Penobscot Mountain above Jordan Pond

The following photograph shows the east face of Penobscot Mountain from Jordan Pond. The ridge running along the top of Penobscot Mountain is called Jordan Ridge. 

Jordan Ridge and Penobscot Mountain

The next photograph taken from the carriage road is a closer view of a part of the granite formation that defines Jordan Ridge.

Cliffs above Trees on Penobscot Mountain

These photographs fail to convey the immensity of this mountain. The next photograph shows a rockslide below Jordan Ridge. 

Rocks on East Face of Penobscot Mountain

This rockslide extends for a considerable distance along the carriage road as seen in the following picture. 

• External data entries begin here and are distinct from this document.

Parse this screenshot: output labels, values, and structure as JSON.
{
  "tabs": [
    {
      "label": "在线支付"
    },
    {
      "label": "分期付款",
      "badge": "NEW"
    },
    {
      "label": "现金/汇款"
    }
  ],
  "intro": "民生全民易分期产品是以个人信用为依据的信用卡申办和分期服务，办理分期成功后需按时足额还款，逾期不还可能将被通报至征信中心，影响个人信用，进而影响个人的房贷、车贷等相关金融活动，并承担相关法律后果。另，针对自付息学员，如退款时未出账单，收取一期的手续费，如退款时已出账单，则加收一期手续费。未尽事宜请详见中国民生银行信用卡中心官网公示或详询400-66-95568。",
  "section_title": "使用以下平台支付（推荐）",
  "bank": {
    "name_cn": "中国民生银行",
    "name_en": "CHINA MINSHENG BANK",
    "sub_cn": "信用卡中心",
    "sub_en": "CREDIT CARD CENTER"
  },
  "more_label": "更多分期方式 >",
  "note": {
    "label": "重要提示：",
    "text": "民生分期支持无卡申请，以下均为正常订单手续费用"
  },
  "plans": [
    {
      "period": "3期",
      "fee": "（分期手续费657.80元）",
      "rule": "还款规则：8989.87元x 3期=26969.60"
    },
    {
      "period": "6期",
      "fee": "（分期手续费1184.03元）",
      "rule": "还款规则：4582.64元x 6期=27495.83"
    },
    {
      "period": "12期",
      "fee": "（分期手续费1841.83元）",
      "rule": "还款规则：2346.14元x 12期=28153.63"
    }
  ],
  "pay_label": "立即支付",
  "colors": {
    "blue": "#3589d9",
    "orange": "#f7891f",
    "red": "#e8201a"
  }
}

Rocks on the East Face of Penobscot Mountain down to the Carriage Road

Click on one of the two following photographs of brooks on Penobscot Mountain to see a video of the flow of water in the brooks. These brooks eventually flow into Jordan Pond. Notice the clarity of the water. As the water flows over rocks and through vegetation some impurities, microorganisms and suspended matter are removed. Of great importance is that the flowing, churning water dissolves oxygen in the water. Dissolved oxygen in the water is important to sustain animal life in a body of water. Fish generally require at least 5 parts per million of dissolved oxygen in the water to thrive.

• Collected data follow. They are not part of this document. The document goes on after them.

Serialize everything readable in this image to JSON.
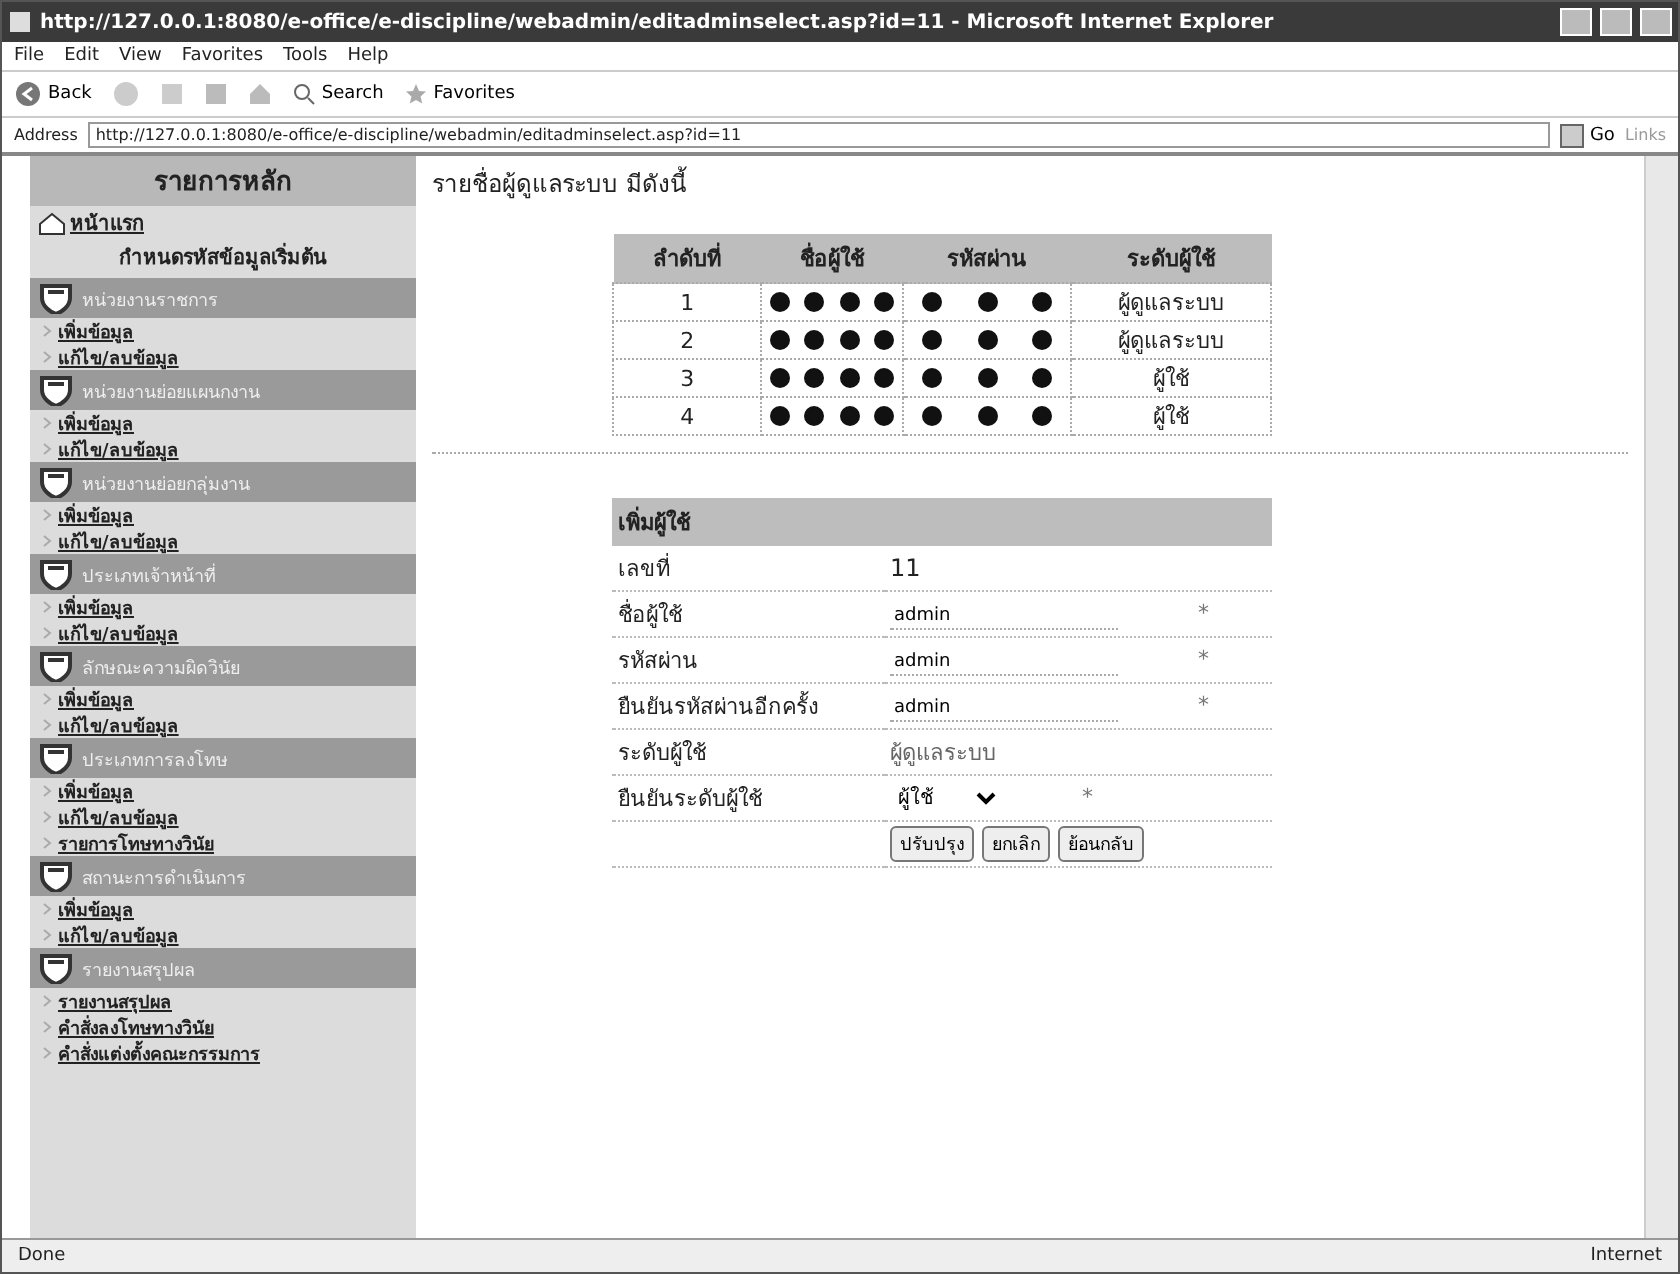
{
  "window": {
    "title": "http://127.0.0.1:8080/e-office/e-discipline/webadmin/editadminselect.asp?id=11 - Microsoft Internet Explorer"
  },
  "menu": [
    "File",
    "Edit",
    "View",
    "Favorites",
    "Tools",
    "Help"
  ],
  "toolbar": {
    "back": "Back",
    "search": "Search",
    "favorites": "Favorites"
  },
  "address_bar": {
    "label": "Address",
    "url": "http://127.0.0.1:8080/e-office/e-discipline/webadmin/editadminselect.asp?id=11",
    "go": "Go",
    "links": "Links"
  },
  "sidebar": {
    "title": "รายการหลัก",
    "home": "หน้าแรก",
    "subtitle": "กำหนดรหัสข้อมูลเริ่มต้น",
    "sections": [
      {
        "title": "หน่วยงานราชการ",
        "items": [
          "เพิ่มข้อมูล",
          "แก้ไข/ลบข้อมูล"
        ]
      },
      {
        "title": "หน่วยงานย่อยแผนกงาน",
        "items": [
          "เพิ่มข้อมูล",
          "แก้ไข/ลบข้อมูล"
        ]
      },
      {
        "title": "หน่วยงานย่อยกลุ่มงาน",
        "items": [
          "เพิ่มข้อมูล",
          "แก้ไข/ลบข้อมูล"
        ]
      },
      {
        "title": "ประเภทเจ้าหน้าที่",
        "items": [
          "เพิ่มข้อมูล",
          "แก้ไข/ลบข้อมูล"
        ]
      },
      {
        "title": "ลักษณะความผิดวินัย",
        "items": [
          "เพิ่มข้อมูล",
          "แก้ไข/ลบข้อมูล"
        ]
      },
      {
        "title": "ประเภทการลงโทษ",
        "items": [
          "เพิ่มข้อมูล",
          "แก้ไข/ลบข้อมูล",
          "รายการโทษทางวินัย"
        ]
      },
      {
        "title": "สถานะการดำเนินการ",
        "items": [
          "เพิ่มข้อมูล",
          "แก้ไข/ลบข้อมูล"
        ]
      },
      {
        "title": "รายงานสรุปผล",
        "items": [
          "รายงานสรุปผล",
          "คำสั่งลงโทษทางวินัย",
          "คำสั่งแต่งตั้งคณะกรรมการ"
        ]
      }
    ]
  },
  "page": {
    "heading": "รายชื่อผู้ดูแลระบบ มีดังนี้"
  },
  "table": {
    "columns": [
      "ลำดับที่",
      "ชื่อผู้ใช้",
      "รหัสผ่าน",
      "ระดับผู้ใช้"
    ],
    "rows": [
      {
        "no": "1",
        "level": "ผู้ดูแลระบบ"
      },
      {
        "no": "2",
        "level": "ผู้ดูแลระบบ"
      },
      {
        "no": "3",
        "level": "ผู้ใช้"
      },
      {
        "no": "4",
        "level": "ผู้ใช้"
      }
    ]
  },
  "form": {
    "title": "เพิ่มผู้ใช้",
    "fields": [
      {
        "kind": "static",
        "label": "เลขที่",
        "value": "11"
      },
      {
        "kind": "input",
        "label": "ชื่อผู้ใช้",
        "value": "admin",
        "required": "*"
      },
      {
        "kind": "input",
        "label": "รหัสผ่าน",
        "value": "admin",
        "required": "*"
      },
      {
        "kind": "input",
        "label": "ยืนยันรหัสผ่านอีกครั้ง",
        "value": "admin",
        "required": "*"
      },
      {
        "kind": "text",
        "label": "ระดับผู้ใช้",
        "value": "ผู้ดูแลระบบ"
      },
      {
        "kind": "select",
        "label": "ยืนยันระดับผู้ใช้",
        "value": "ผู้ใช้",
        "required": "*"
      }
    ],
    "buttons": [
      "ปรับปรุง",
      "ยกเลิก",
      "ย้อนกลับ"
    ]
  },
  "status_bar": {
    "text": "Done",
    "zone": "Internet"
  }
}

A Brook on Penobscot Mountain
A Brook on Penobscot Mountain
(15 seconds, 11 megabytes)
Another Brook on Penobscot Mountain
Another Brook on Penobscot Mountain
(17 seconds, 12.9 megabytes)

The relative locations and sizes of the mountains around Jordan Pond can best be seen from Cadillac Mountain. The following photograph taken from the automobile road on Cadillac Mountain shows Pemetic Mountain in the foreground to the left of center. To the rear and right of center is the long Jordan Ridge of Penobscot Mountain. Sargent Mountain is to the extreme right. In the valley in between these mountains are, left to right, South Bubble and North Bubble. The Bubbles appear very small form this point of view. The mountains in the rear between Penobscot and Sargent Mountains are Mansell and Bernard mountains collectively called Western Mountain. To the left of center in the distance is the Town of Southwest Harbor and Blue Hill Bay.

View of Penobscot Mountain from Cadillac Mountain

The following photograph shows a part of the west face of Penobscot Mountain as seen from the Sargent Mountain South Ridge Trail. 

West Face of Penobscot from Sargent Mountain South Ridge Trail

Three hikers can be seen in the next photograph on the west face of Penobscot Mountain. The trees above the hikers are on Pemetic Mountain to the east of Penobscot Mountain. 

Hikers on Penobscot Mountain

The following photograph shows the higher area of Penobscot Mountain as seen from the summit of Cedar Swamp Mountain. 

Penobscot Summit Area 

Penobscot Mountain is most easily accessed by the carriage road running north from the Jordan Pond House. There are several trails up Penobscot Mountain from the carriage road system in this area. The summit of Penobscot Mountain can also be reached via trails up Sargent Mountain and Parkman Mountain.